Но ни одна из них не может целиком раствориться в другой. Несмотря на тесную взаимосвязь, они несводимы к некоему единству, к некоей тиранической, окончательной и единообразной форме сознания, которая бы поглотила и уничтожила их все. По самой своей природе, по своим истокам, по своему значению каждая из них автономна. Первая в единый миг обнимает всю ту область языка, где обретаются и приходят в столкновение смысл и бессмыслица, истина и заблуждение, мудрость и опьянение, дневной свет и мерцающая греза, ограниченность суждения и беспредельные притязания желания. Вторая, наследница великих страхов, живших в наших предках, возвращается, сама того не зная, не желая и не высказывая, к древним бессловесным ритуалам, что очищают и подпитывают неясное сознание тех, кто принадлежит к данному сообществу; она заключает в себе всю историю неназываемого, и несмотря на все самооправдания, которые она может привести, сближается не столько с непрекращающимся тяжким трудом языка, сколько с незыблемой строгостью обряда.
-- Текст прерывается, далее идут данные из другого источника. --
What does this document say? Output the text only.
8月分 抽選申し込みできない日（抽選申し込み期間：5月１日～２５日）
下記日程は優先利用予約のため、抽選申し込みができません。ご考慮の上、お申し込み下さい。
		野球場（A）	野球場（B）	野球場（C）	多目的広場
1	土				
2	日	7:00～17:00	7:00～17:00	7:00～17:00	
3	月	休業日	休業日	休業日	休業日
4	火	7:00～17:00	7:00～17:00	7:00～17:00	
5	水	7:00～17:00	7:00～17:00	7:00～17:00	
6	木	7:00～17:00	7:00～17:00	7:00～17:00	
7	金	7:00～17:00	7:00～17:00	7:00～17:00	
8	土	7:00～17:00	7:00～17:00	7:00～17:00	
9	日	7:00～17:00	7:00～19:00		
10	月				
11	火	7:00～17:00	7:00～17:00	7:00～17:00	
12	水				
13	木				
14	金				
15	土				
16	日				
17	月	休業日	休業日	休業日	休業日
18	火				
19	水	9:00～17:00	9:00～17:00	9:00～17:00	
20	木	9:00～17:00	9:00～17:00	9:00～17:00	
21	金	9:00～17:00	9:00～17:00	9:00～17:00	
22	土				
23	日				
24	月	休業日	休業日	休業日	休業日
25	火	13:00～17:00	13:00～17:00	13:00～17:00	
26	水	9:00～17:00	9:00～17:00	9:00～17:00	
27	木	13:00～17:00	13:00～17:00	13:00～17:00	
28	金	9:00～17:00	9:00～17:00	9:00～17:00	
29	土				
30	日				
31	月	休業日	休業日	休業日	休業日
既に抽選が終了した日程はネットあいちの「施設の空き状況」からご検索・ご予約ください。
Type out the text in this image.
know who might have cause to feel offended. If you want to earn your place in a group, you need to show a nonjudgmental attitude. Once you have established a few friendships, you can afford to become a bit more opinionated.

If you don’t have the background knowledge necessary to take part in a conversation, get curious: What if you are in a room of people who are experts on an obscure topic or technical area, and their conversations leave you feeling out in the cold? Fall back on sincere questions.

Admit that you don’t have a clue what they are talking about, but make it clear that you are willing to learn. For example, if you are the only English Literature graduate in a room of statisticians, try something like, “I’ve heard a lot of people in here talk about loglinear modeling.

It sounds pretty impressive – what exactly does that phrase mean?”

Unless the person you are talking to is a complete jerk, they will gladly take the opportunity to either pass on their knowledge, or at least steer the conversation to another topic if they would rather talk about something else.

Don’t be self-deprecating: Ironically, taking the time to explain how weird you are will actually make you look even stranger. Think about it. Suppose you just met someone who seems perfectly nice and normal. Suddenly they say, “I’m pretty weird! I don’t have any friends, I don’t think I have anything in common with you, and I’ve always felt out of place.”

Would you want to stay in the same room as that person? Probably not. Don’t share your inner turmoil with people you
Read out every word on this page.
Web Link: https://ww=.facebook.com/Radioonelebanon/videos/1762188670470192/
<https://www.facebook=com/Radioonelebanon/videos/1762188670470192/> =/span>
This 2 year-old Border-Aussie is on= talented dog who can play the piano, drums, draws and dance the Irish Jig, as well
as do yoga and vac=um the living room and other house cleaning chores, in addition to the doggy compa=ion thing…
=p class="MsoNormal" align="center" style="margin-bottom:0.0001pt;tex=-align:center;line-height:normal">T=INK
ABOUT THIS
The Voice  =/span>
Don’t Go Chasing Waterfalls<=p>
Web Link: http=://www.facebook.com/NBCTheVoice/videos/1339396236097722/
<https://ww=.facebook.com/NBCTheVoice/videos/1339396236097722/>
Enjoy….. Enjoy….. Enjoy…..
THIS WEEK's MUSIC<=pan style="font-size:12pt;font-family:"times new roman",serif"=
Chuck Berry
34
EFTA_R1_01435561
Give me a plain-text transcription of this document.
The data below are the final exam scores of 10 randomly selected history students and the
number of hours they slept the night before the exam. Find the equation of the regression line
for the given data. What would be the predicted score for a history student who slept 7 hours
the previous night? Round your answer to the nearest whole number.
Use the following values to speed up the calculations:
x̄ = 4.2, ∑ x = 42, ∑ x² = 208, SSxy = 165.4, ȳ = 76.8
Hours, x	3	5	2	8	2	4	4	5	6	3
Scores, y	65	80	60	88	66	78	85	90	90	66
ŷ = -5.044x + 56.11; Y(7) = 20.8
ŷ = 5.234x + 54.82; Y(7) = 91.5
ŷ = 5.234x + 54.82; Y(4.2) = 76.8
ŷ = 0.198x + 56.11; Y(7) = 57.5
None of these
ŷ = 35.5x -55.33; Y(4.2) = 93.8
Третья относится не к области познания, а к области узнавания; она — зеркало (как в “Племяннике Рамо”) или воспоминание (как у Нерваля или Арто), т. е., по сути, всегда рефлексия, возникающая в тот самый момент, когда она, как ей кажется, указывает либо на чужого, либо на нечто чуждое в самой себе; в своем ничем не опосредованном высказывании, в этом целиком перцептивном откровении она дистанцируется от самой близкой из своих тайн; в простом и непреложном существовании безумия, обезоруженного и словно дарованного ей, она, сама того не ведая, распознает свое близкое и привычное страдание. В аналитическом сознании безумия драма утрачивает свою остроту, и диалог умолкает; нет больше ни лирики, ни ритуала; все фантазмы обретают свою истину; угрозы противоестественного превращаются в признаки и проявления некоего естества; то, что вызывало ужас, требует отныне лишь техники подавления. Сознание безумия может обрести здесь равновесие лишь в одной форме — в форме познания.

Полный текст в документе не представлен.